Uma busca rápida na internet sobre Shodoshima, ilha na província de Kagawa, a 650 quilômetros de Tóquio, logo revela os dois maiores atrativos locais: as produções de shoyu, com 400 anos de história, e de azeite de oliva, iniciada bem depois, em 1908.
Mas uma das grandes mazelas do Japão também atinge a ilha com um quê mediterrâneo: o envelhecimento da população e, paralelamente, a região sofreu por décadas as consequências ambientais do descarte ilegal de lixo industrial em suas águas na década de 1970. Diante dessas adversidades, o meio encontrado para ressignificar o arquipélago e fazer a roda do turismo girar foi a arte.

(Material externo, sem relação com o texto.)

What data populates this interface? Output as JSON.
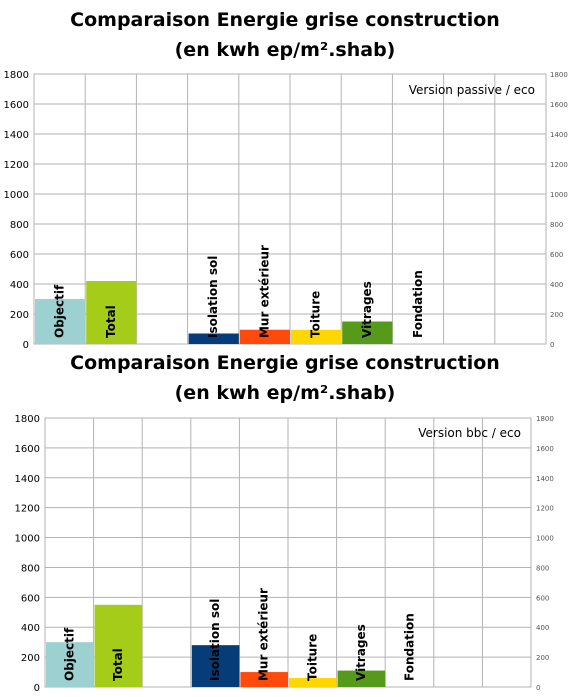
{
  "chart_data": [
    {
      "type": "bar",
      "title": "Comparaison Energie grise construction",
      "subtitle": "(en kwh ep/m².shab)",
      "annotation": "Version passive / eco",
      "categories": [
        "Objectif",
        "Total",
        "",
        "Isolation sol",
        "Mur extérieur",
        "Toiture",
        "Vitrages",
        "Fondation",
        "",
        ""
      ],
      "values": [
        300,
        420,
        null,
        70,
        95,
        95,
        150,
        0,
        null,
        null
      ],
      "colors": [
        "#9dd0d0",
        "#a6cc1a",
        "#ffffff",
        "#063d78",
        "#fe4a0d",
        "#fed700",
        "#569a1c",
        "#ffffff",
        "#ffffff",
        "#ffffff"
      ],
      "ylim": [
        0,
        1800
      ],
      "yticks": [
        0,
        200,
        400,
        600,
        800,
        1000,
        1200,
        1400,
        1600,
        1800
      ],
      "grid": true,
      "annotation_placement": "top-right"
    },
    {
      "type": "bar",
      "title": "Comparaison Energie grise construction",
      "subtitle": "(en kwh ep/m².shab)",
      "annotation": "Version bbc / eco",
      "categories": [
        "Objectif",
        "Total",
        "",
        "Isolation sol",
        "Mur extérieur",
        "Toiture",
        "Vitrages",
        "Fondation",
        "",
        ""
      ],
      "values": [
        300,
        550,
        null,
        280,
        100,
        60,
        110,
        0,
        null,
        null
      ],
      "colors": [
        "#9dd0d0",
        "#a6cc1a",
        "#ffffff",
        "#063d78",
        "#fe4a0d",
        "#fed700",
        "#569a1c",
        "#ffffff",
        "#ffffff",
        "#ffffff"
      ],
      "ylim": [
        0,
        1800
      ],
      "yticks": [
        0,
        200,
        400,
        600,
        800,
        1000,
        1200,
        1400,
        1600,
        1800
      ],
      "grid": true,
      "annotation_placement": "top-right"
    }
  ]
}
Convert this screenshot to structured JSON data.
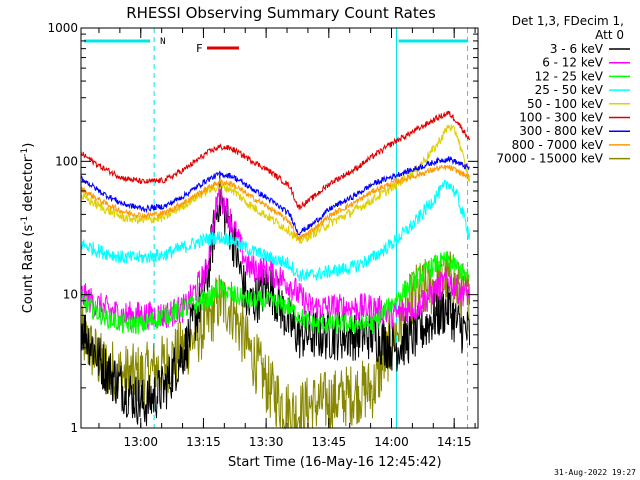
{
  "chart_data": {
    "type": "line",
    "title": "RHESSI Observing Summary Count Rates",
    "xlabel": "Start Time (16-May-16 12:45:42)",
    "ylabel": "Count Rate (s⁻¹ detector⁻¹)",
    "ylabel_main": "Count Rate (s",
    "ylabel_mid": " detector",
    "ylabel_end": ")",
    "ylabel_sup": "-1",
    "yscale": "log",
    "ylim": [
      1,
      1000
    ],
    "xlim_minutes": [
      0,
      95
    ],
    "x_tick_labels": [
      {
        "label": "13:00",
        "minute": 14.3
      },
      {
        "label": "13:15",
        "minute": 29.3
      },
      {
        "label": "13:30",
        "minute": 44.3
      },
      {
        "label": "13:45",
        "minute": 59.3
      },
      {
        "label": "14:00",
        "minute": 74.3
      },
      {
        "label": "14:15",
        "minute": 89.3
      }
    ],
    "y_tick_labels": [
      "1",
      "10",
      "100",
      "1000"
    ],
    "legend_header": [
      "Det 1,3, FDecim 1,",
      "Att 0"
    ],
    "legend_position": "right",
    "markers": [
      {
        "label": "N",
        "color": "#00e5e5"
      },
      {
        "label": "F",
        "color": "#e00000"
      }
    ],
    "night_boundaries_minutes": [
      17.5,
      75.5,
      92.5
    ],
    "x": [
      0,
      5,
      10,
      15,
      20,
      25,
      30,
      33,
      36,
      40,
      45,
      50,
      52,
      55,
      60,
      65,
      70,
      75,
      80,
      85,
      88,
      90,
      93
    ],
    "series": [
      {
        "name": "3 - 6 keV",
        "color": "#000000",
        "values": [
          6,
          3,
          2,
          1.5,
          2,
          4,
          12,
          55,
          30,
          8,
          12,
          6,
          5,
          5,
          5,
          5,
          5,
          4,
          5,
          7,
          8,
          6,
          5
        ]
      },
      {
        "name": "6 - 12 keV",
        "color": "#ff00ff",
        "values": [
          10,
          8,
          7,
          7,
          7,
          8,
          15,
          60,
          35,
          16,
          15,
          12,
          10,
          8,
          8,
          8,
          8,
          7,
          8,
          11,
          13,
          11,
          10
        ]
      },
      {
        "name": "12 - 25 keV",
        "color": "#00ff00",
        "values": [
          9,
          7,
          6,
          6,
          7,
          8,
          9,
          11,
          10,
          9,
          9,
          8,
          7,
          6,
          6,
          6,
          6,
          9,
          13,
          17,
          18,
          16,
          13
        ]
      },
      {
        "name": "25 - 50 keV",
        "color": "#00ffff",
        "values": [
          24,
          21,
          19,
          19,
          20,
          23,
          26,
          27,
          26,
          22,
          19,
          17,
          14,
          14,
          15,
          16,
          19,
          25,
          35,
          55,
          70,
          55,
          28
        ]
      },
      {
        "name": "50 - 100 keV",
        "color": "#e0d000",
        "values": [
          55,
          45,
          38,
          36,
          38,
          48,
          60,
          65,
          62,
          48,
          38,
          30,
          25,
          28,
          35,
          42,
          52,
          65,
          85,
          130,
          185,
          160,
          70
        ]
      },
      {
        "name": "100 - 300 keV",
        "color": "#e00000",
        "values": [
          115,
          90,
          75,
          70,
          72,
          88,
          115,
          128,
          125,
          105,
          85,
          65,
          45,
          52,
          70,
          85,
          110,
          140,
          170,
          210,
          230,
          200,
          145
        ]
      },
      {
        "name": "300 - 800 keV",
        "color": "#0000ff",
        "values": [
          75,
          58,
          48,
          44,
          46,
          56,
          72,
          80,
          78,
          65,
          52,
          40,
          29,
          33,
          45,
          54,
          68,
          78,
          88,
          100,
          105,
          98,
          88
        ]
      },
      {
        "name": "800 - 7000 keV",
        "color": "#ff9900",
        "values": [
          62,
          50,
          42,
          39,
          41,
          50,
          62,
          70,
          68,
          56,
          45,
          35,
          26,
          30,
          40,
          48,
          60,
          70,
          78,
          88,
          90,
          85,
          75
        ]
      },
      {
        "name": "7000 - 15000 keV",
        "color": "#888800",
        "values": [
          5,
          3,
          2.5,
          2.5,
          3,
          4,
          6,
          9,
          8,
          4,
          2,
          1.3,
          1.3,
          1.5,
          1.6,
          1.8,
          2,
          5,
          10,
          12,
          13,
          11,
          9
        ]
      }
    ],
    "grid": false
  },
  "timestamp": "31-Aug-2022 19:27"
}
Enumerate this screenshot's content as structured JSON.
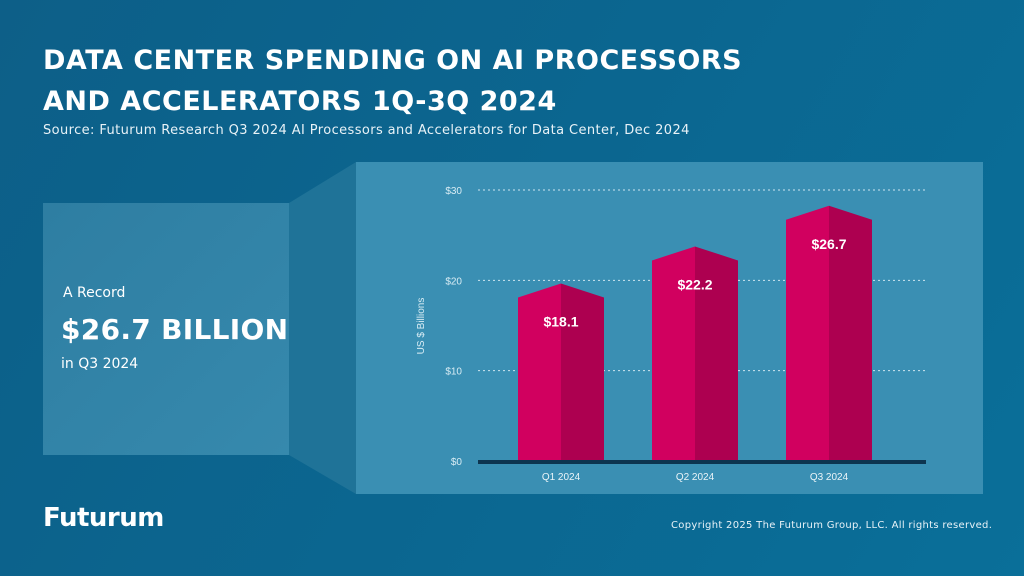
{
  "title_line1": "DATA CENTER SPENDING ON AI PROCESSORS",
  "title_line2": "AND ACCELERATORS 1Q-3Q 2024",
  "source": "Source: Futurum Research Q3 2024 AI Processors and Accelerators for Data Center, Dec 2024",
  "callout": {
    "lead": "A Record",
    "value": "$26.7 BILLION",
    "period": "in Q3 2024"
  },
  "logo": "Futurum",
  "copyright": "Copyright 2025 The Futurum Group, LLC. All rights reserved.",
  "colors": {
    "bar_light": "#d1005f",
    "bar_dark": "#ad0050",
    "background": "#0b6690",
    "panel": "#3a8fb3"
  },
  "chart_data": {
    "type": "bar",
    "categories": [
      "Q1 2024",
      "Q2 2024",
      "Q3 2024"
    ],
    "values": [
      18.1,
      22.2,
      26.7
    ],
    "data_labels": [
      "$18.1",
      "$22.2",
      "$26.7"
    ],
    "ylabel": "US $ Billions",
    "ylim": [
      0,
      30
    ],
    "yticks": [
      0,
      10,
      20,
      30
    ],
    "ytick_labels": [
      "$0",
      "$10",
      "$20",
      "$30"
    ],
    "grid": true
  }
}
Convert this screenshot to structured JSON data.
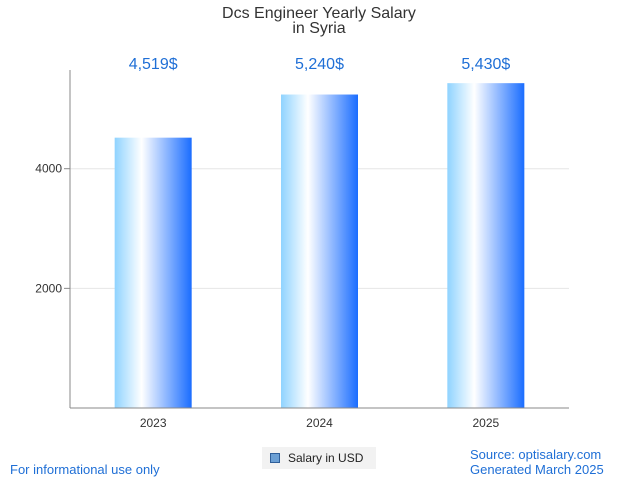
{
  "chart_data": {
    "type": "bar",
    "title": [
      "Dcs Engineer Yearly Salary",
      "in Syria"
    ],
    "categories": [
      "2023",
      "2024",
      "2025"
    ],
    "series": [
      {
        "name": "Salary in USD",
        "values": [
          4519,
          5240,
          5430
        ]
      }
    ],
    "value_labels": [
      "4,519$",
      "5,240$",
      "5,430$"
    ],
    "y_ticks": [
      2000,
      4000
    ],
    "ylim": [
      0,
      5650
    ],
    "gridlines": true,
    "legend_position": "bottom-center",
    "colors": {
      "bar_light": "#ffffff",
      "bar_mid": "#8fd3ff",
      "bar_dark": "#1a6dff",
      "label": "#1f6fd6",
      "grid": "#e6e6e6",
      "axis": "#888888"
    }
  },
  "legend": {
    "label": "Salary in USD"
  },
  "footer": {
    "disclaimer": "For informational use only",
    "source": "Source: optisalary.com",
    "generated": "Generated March 2025"
  }
}
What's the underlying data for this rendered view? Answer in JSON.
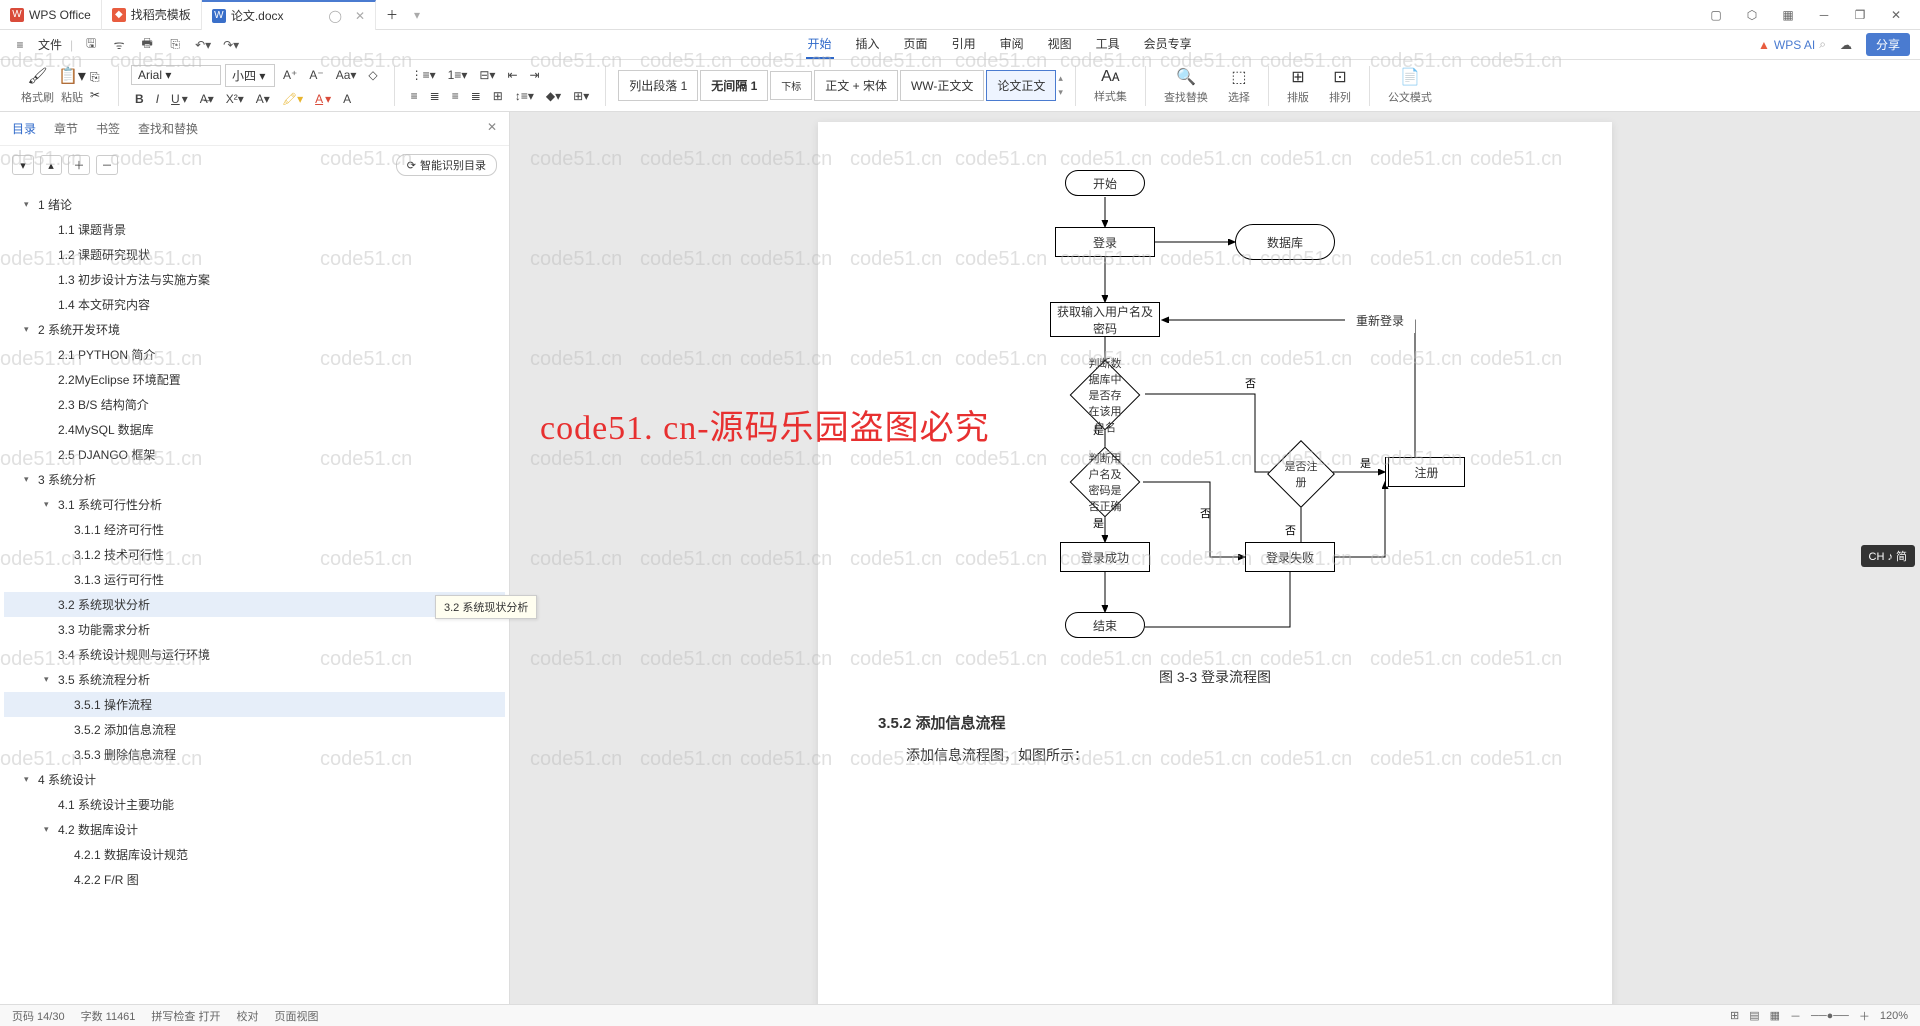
{
  "tabs": {
    "t1": "WPS Office",
    "t2": "找稻壳模板",
    "t3": "论文.docx"
  },
  "menubar": {
    "file": "文件",
    "tabs": [
      "开始",
      "插入",
      "页面",
      "引用",
      "审阅",
      "视图",
      "工具",
      "会员专享"
    ],
    "ai": "WPS AI",
    "share": "分享"
  },
  "ribbon": {
    "format_painter": "格式刷",
    "paste": "粘贴",
    "font": "Arial",
    "size": "小四",
    "styles": {
      "s1": "列出段落 1",
      "s2": "无间隔 1",
      "s3": "下标",
      "s4": "正文 + 宋体",
      "s5": "WW-正文文",
      "s6": "论文正文"
    },
    "styleset": "样式集",
    "findrepl": "查找替换",
    "select": "选择",
    "sort": "排版",
    "align": "排列",
    "docmode": "公文模式"
  },
  "sidebar": {
    "tabs": {
      "toc": "目录",
      "chapter": "章节",
      "bookmark": "书签",
      "find": "查找和替换"
    },
    "smart": "智能识别目录",
    "tooltip": "3.2  系统现状分析"
  },
  "toc": [
    {
      "l": 1,
      "t": "1  绪论",
      "a": 1
    },
    {
      "l": 2,
      "t": "1.1  课题背景"
    },
    {
      "l": 2,
      "t": "1.2  课题研究现状"
    },
    {
      "l": 2,
      "t": "1.3  初步设计方法与实施方案"
    },
    {
      "l": 2,
      "t": "1.4  本文研究内容"
    },
    {
      "l": 1,
      "t": "2  系统开发环境",
      "a": 1
    },
    {
      "l": 2,
      "t": "2.1 PYTHON 简介"
    },
    {
      "l": 2,
      "t": "2.2MyEclipse 环境配置"
    },
    {
      "l": 2,
      "t": "2.3 B/S 结构简介"
    },
    {
      "l": 2,
      "t": "2.4MySQL 数据库"
    },
    {
      "l": 2,
      "t": "2.5 DJANGO 框架"
    },
    {
      "l": 1,
      "t": "3  系统分析",
      "a": 1
    },
    {
      "l": 2,
      "t": "3.1  系统可行性分析",
      "a": 1
    },
    {
      "l": 3,
      "t": "3.1.1  经济可行性"
    },
    {
      "l": 3,
      "t": "3.1.2  技术可行性"
    },
    {
      "l": 3,
      "t": "3.1.3  运行可行性"
    },
    {
      "l": 2,
      "t": "3.2  系统现状分析",
      "sel": 1
    },
    {
      "l": 2,
      "t": "3.3  功能需求分析"
    },
    {
      "l": 2,
      "t": "3.4  系统设计规则与运行环境"
    },
    {
      "l": 2,
      "t": "3.5 系统流程分析",
      "a": 1
    },
    {
      "l": 3,
      "t": "3.5.1 操作流程",
      "sel": 1
    },
    {
      "l": 3,
      "t": "3.5.2 添加信息流程"
    },
    {
      "l": 3,
      "t": "3.5.3 删除信息流程"
    },
    {
      "l": 1,
      "t": "4  系统设计",
      "a": 1
    },
    {
      "l": 2,
      "t": "4.1  系统设计主要功能"
    },
    {
      "l": 2,
      "t": "4.2  数据库设计",
      "a": 1
    },
    {
      "l": 3,
      "t": "4.2.1  数据库设计规范"
    },
    {
      "l": 3,
      "t": "4.2.2 F/R 图"
    }
  ],
  "flowchart": {
    "nodes": {
      "start": "开始",
      "login": "登录",
      "db": "数据库",
      "getinput": "获取输入用户名及密码",
      "relogin": "重新登录",
      "checkdb": "判断数据库中是否存在该用户名",
      "checkpwd": "判断用户名及密码是否正确",
      "isreg": "是否注册",
      "register": "注册",
      "success": "登录成功",
      "fail": "登录失败",
      "end": "结束"
    },
    "labels": {
      "yes": "是",
      "no": "否"
    },
    "caption": "图 3-3 登录流程图",
    "section": "3.5.2  添加信息流程",
    "body": "添加信息流程图，如图所示："
  },
  "watermark_text": "code51.cn",
  "big_watermark": "code51. cn-源码乐园盗图必究",
  "status": {
    "page": "页码 14/30",
    "words": "字数 11461",
    "mode": "拼写检查  打开",
    "track": "校对",
    "layout": "页面视图",
    "zoom": "120%"
  },
  "lang": "CH ♪ 简",
  "colors": {
    "accent": "#4a7bd0",
    "bg": "#f5f5f5"
  }
}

De lixo industrial a polo cultural
A pequena revolução teve início em 1992 em Naoshima, com a abertura do Benesse House, hotel e museu de arte contemporânea em um mesmo prédio, cujo projeto foi assinado por Tadao Ando, um dos grandes nomes da arquitetura japonesa.
Dois anos depois, a ilha ganhou seu cartão-postal: a obra "Yellow Pumpkin", da artista plástica japonesa Yayoi Kusama, que foi levada pelo mar no último do 8.
Encabeçado por um conglomerado japonês ligado à educação, a Benesse Holdings, o projeto foi o nascedouro do que se tornaria um dos maiores eixos de arte contemporânea do Japão.
Quase três décadas depois, o roteiro abarca museus e obras a céu aberto em 12 ilhas da região — embora Shodoshima seja a maior em área, os acervos mais robustos estão em Naoshima e Teshima, a mais atingida pelo descarte ilegal de lixo.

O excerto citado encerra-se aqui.